Published online by Cambridge University Press: 14 October 2009
In 1953 Rhoads Murphey published a book called Shanghai: Key to Modern China. Twenty-five years later, the same writer asserted that this was not the right key, and that Shanghai, bridgehead for penetration to the West, had played hardly any role in the evolution of modern China. The quarter of a century which has passed invites us to take stock; and it allows us to analyse the experience of treaty ports, in particular the port of Shanghai, without too much good – or bad – feeling.

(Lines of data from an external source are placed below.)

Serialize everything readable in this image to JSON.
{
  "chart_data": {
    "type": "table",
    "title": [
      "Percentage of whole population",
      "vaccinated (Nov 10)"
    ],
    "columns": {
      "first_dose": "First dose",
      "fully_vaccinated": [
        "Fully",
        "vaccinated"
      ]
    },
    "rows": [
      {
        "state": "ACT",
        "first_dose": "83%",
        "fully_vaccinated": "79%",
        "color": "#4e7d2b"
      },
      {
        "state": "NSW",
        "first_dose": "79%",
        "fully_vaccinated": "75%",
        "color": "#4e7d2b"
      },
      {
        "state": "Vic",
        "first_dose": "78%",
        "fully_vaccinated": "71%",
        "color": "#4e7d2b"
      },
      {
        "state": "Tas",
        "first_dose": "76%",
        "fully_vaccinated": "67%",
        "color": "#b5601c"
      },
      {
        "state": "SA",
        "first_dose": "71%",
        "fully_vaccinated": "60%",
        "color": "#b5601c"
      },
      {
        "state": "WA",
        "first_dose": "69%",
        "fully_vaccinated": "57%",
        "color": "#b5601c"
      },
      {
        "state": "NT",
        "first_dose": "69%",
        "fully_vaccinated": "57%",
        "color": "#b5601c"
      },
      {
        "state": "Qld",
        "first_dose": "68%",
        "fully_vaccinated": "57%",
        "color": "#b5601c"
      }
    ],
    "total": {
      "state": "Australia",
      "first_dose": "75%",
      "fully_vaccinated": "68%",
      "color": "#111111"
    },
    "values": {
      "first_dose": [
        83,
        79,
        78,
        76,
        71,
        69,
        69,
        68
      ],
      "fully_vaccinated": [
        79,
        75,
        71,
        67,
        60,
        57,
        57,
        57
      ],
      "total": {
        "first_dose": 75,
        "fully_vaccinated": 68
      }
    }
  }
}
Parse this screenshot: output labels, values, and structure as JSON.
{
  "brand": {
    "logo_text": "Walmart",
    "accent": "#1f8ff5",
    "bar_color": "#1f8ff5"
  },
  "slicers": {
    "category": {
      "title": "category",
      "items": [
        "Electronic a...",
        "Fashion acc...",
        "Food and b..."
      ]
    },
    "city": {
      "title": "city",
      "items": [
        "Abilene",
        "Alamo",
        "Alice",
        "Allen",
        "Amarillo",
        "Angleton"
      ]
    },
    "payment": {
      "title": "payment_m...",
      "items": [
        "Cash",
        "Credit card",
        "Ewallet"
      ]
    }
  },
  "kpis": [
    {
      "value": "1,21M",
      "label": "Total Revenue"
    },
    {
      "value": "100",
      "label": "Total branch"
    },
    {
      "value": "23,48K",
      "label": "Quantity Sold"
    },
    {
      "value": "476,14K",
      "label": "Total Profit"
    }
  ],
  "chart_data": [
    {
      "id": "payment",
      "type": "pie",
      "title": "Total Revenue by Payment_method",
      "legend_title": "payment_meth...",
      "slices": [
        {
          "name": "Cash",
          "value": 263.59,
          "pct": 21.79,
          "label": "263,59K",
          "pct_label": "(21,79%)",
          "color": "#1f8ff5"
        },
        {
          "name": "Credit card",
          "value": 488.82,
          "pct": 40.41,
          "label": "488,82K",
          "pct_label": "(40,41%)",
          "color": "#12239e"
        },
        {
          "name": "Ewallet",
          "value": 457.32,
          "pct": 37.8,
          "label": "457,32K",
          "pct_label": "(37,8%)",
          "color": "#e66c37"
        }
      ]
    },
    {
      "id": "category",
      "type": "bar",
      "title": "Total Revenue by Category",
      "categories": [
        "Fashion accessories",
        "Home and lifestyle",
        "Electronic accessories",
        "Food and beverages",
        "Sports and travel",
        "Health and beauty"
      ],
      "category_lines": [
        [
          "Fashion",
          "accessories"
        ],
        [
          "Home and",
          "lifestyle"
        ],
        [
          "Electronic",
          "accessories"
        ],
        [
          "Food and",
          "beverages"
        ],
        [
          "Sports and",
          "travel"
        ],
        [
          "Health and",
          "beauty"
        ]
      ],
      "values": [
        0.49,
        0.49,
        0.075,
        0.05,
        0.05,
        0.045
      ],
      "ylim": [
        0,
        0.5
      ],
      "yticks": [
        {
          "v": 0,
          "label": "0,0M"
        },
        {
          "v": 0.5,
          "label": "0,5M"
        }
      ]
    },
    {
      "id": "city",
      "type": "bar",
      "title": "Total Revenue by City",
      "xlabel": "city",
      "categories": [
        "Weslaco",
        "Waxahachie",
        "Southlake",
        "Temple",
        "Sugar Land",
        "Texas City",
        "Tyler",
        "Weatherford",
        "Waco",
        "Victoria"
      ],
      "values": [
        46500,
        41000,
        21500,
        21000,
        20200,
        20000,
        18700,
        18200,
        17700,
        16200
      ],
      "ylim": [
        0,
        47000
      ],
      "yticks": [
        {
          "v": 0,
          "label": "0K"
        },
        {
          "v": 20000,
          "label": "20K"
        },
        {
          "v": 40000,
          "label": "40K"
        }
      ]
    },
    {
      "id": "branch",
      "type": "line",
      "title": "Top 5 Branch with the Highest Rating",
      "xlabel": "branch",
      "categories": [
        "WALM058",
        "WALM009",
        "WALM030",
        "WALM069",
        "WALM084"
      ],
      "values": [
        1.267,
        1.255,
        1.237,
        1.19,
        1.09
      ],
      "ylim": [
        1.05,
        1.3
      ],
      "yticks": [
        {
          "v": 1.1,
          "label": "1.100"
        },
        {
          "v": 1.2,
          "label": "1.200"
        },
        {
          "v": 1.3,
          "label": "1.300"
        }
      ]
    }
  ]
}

For the Revolution of 1949 eliminated, if not Shanghai itself, at least the model of development inspired by the West of which the city had become the symbol. Without doubt this elimination was less radical than is generally admitted. The specific quality which Shanghai retained within the communist framework was owed, it is thought, to the survival of certain characteristics inherited from a century of historical experience (1842–1949).
It was towards 1919 that the Shanghai model reached its peak whilst, at the same time, revealing its weakness. In fact, from one world war to the next, Shanghai did not cease to develop, increase its population, and strengthen its economic power, its political and its cultural influence. The degrading of its international status, however, endangered the foundation of a prosperity which, for a century, had been built upon integration with the world market, and on a relative independence from the bureaucratic Chinese government. It is true that Shanghai held other trumps: – her exceptionally favourable geographical situation; advances made in the spheres of industry, technology and finance; an active middle class and a relatively established working-class tradition.